Traditionally, international relations were driven by what is called spheres of influence. European and Japanese governments divided Asia and Africa among them. The spheres were often political concessions or the result of direct force, War was often the price to be paid for increasing one’s sphere. Though simplistically expressed here to a fault, this the world the US entered after being absorbed by the Civil War and Reconstruction.
The Spanish-American War (1898) was the US thrust into Asia. The big game, though, was in China. In the Spanish-American War, the US secured a chain of coaling stations that allowed it to project its power to Asia and took the Philippines as its first and only colony. The issue was how to compete in China. Secretary of State John Hay, who had been a secretary to Abraham Lincoln, argued there were a limited number of possibilities. The US could seek its own sphere of interest in China or challenge someone else’s sphere.
Neither of these alternatives was particularly attractive to Hay, who instead offered an alternative. He positioned the US as the revisionist of the day, rejecting the entire sphere of influence approach. Instead, he offered a spirited defense of China’s territorial integrity and a vision of another type of international order. Instead of fixed spheres of interest, Hay depicted a system of variable shares, and that variability was determined by economic prowess.
Profit-seeking was to replace the rent-seeking. It is free-trade–a set of rules that minimize tariff barriers to trade. The first attempt faltered after WWI, but after WWII, it was not only embraced but globalized. The “Open Door” was embodied in the post-WWII institutions (IMF, WB, and GATT).
The US political and economic elite and intellectuals were convinced that the rules of free-trade would benefit America. America was increasingly the factory and farm, and soon to be banks of the world. The Open Door or Pax Americans, if you will, was rules-based because the American elite was confident that it could succeed under such rules. The outcome could be more favorable for it than a negotiated division.
This was the thrust of the US policy until now. The trade deal struck with China is a volte-face. The US has abandoned the rule-based approach of the Open Door and sought a sphere of influence. China imports about $2 trillion in goods and services. The agreement with is that China boosts its imports from the US by $200 bln 2017 level, which was about $128 bln.
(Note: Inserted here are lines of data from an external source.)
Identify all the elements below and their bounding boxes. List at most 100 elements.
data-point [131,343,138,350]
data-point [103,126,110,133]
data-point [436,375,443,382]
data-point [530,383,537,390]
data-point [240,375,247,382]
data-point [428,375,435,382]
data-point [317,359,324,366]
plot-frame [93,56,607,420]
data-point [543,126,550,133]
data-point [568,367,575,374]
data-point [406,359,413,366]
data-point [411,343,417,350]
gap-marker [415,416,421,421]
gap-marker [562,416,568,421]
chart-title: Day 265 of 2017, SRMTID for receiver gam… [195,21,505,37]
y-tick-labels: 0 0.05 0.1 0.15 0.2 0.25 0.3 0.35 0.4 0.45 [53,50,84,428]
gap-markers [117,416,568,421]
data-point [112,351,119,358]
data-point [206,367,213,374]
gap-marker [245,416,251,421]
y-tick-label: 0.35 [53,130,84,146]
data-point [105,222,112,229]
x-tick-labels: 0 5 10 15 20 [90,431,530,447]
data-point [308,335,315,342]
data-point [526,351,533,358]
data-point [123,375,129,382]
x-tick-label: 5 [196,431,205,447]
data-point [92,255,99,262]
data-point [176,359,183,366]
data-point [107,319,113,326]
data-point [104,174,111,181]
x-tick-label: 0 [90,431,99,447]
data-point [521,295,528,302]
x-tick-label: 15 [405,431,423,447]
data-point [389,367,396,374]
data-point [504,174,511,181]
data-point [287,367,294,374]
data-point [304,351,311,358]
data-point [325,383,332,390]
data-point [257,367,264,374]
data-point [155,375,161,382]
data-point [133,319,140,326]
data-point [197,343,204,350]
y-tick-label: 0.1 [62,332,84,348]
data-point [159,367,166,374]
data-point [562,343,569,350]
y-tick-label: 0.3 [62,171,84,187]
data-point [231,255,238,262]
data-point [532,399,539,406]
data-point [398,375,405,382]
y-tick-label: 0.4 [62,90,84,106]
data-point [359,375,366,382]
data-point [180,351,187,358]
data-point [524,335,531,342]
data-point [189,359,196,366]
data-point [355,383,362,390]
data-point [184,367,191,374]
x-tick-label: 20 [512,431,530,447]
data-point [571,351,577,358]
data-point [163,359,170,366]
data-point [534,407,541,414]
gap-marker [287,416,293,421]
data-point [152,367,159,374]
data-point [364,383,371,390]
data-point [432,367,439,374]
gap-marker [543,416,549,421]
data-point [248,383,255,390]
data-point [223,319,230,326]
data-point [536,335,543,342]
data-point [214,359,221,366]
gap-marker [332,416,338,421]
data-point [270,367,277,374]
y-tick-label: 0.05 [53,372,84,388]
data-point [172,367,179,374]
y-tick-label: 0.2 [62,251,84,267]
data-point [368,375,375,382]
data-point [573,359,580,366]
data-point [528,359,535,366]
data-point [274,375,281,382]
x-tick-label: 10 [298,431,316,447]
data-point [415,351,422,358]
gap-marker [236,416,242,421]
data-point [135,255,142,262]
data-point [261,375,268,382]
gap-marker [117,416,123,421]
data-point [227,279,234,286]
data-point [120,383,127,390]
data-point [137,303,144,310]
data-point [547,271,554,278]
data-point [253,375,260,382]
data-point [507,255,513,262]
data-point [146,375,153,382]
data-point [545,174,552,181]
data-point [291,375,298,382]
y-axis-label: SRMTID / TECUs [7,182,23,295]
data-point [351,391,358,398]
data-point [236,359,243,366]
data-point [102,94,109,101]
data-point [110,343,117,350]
In 2019, China imported about $98 bln of goods and services from the US, so the new demand from the current level is closer to $230 bln. The dollar value of China’s overall imports fell by about $50 bln last year.
While a more granular analysis is possible as there are some industry targets, the US has secured around 16.5% of China’s 2019 import market. It is the result of a political process, not an economic competition, and in this sense, arbitrary. The US has abandoned the rule-based approach of the Open Door in favor of the outcome-based strategy of spheres of influence. While it is easy to dismiss this as a short-term deviation due to the idiosyncrasies of the Trump Administration, it would fail to appreciate the bipartisan shift that has taken place.
There is a faction in the American foreign policy circles that have consistently backed a hard line toward China. They opposed China’s entry into the WTO and the yuan’s inclusion in the SDR. The containment camp did not have the dominant policy hand in the Bush or Obama years. They have been joined many the usual defender of American manufacturing workers, unions, and businesses, policy wonks, and intellectuals. A consensus has emerged that China has gamed the rules, which were not designed, in any event, for the extensive use of state subsidies. To the extent the US-China deal has been criticized in the US, it is because it was too soft on a range of issues including currency, intellectual property protections, and state-subsidies,
Treasury Secretary Mnuchin confirmed what had seemed obvious. With the trade deals struck with China, Japan, NAFTA 2.0, and South Korea, US attention will turn toward Europe. There are many outstanding issues, and the US continues to brandish the threat of auto tariffs (on national security grounds). Nor has the US offered any special consideration to the UK, which is about to leave the EU and with whom trade negotiations will begin in earnest shortly, over the digital tax or Airbus subsidies. EU Trade Minister Hogan has “reserved the right” to challenge the US-China agreement at the WTO. This is mostly symbolic as the conflict-resolution capability of the WTO has been neutered by the US block of new appellate judges.
The outcome-based approach of the fixed spheres of influence is seductive. There is less debate over whether the rules have been violated and efforts focus on the effects of changes in behavior, which are arguably more transparent. At the same time, it reflects a retreat from its hegemonic role, and by that, we understand it as political scientists do, as setting the broad rules of the international competition, as the UK did previously.
This has been expressed too in the continued retreat from offering access to the dollar and the dollar-funding market as a public good of the international order. Since at least 9/11, the US has increasingly used it as a tool of international statecraft to impose its will on friend and foe. This encourages the search for alternatives, such as in payment systems, and workarounds, such as with the appellate process at the WTO. The abdication of the US hegemonic approach to global power and the re-nationalization of the dollar is a separate issue from the cyclical factors that drive exchange rates over most reasonable timeframes. Nevertheless, a Rubicon has been crossed.
The Open-Door is being shut and abandoned. Pax Americana, RIP.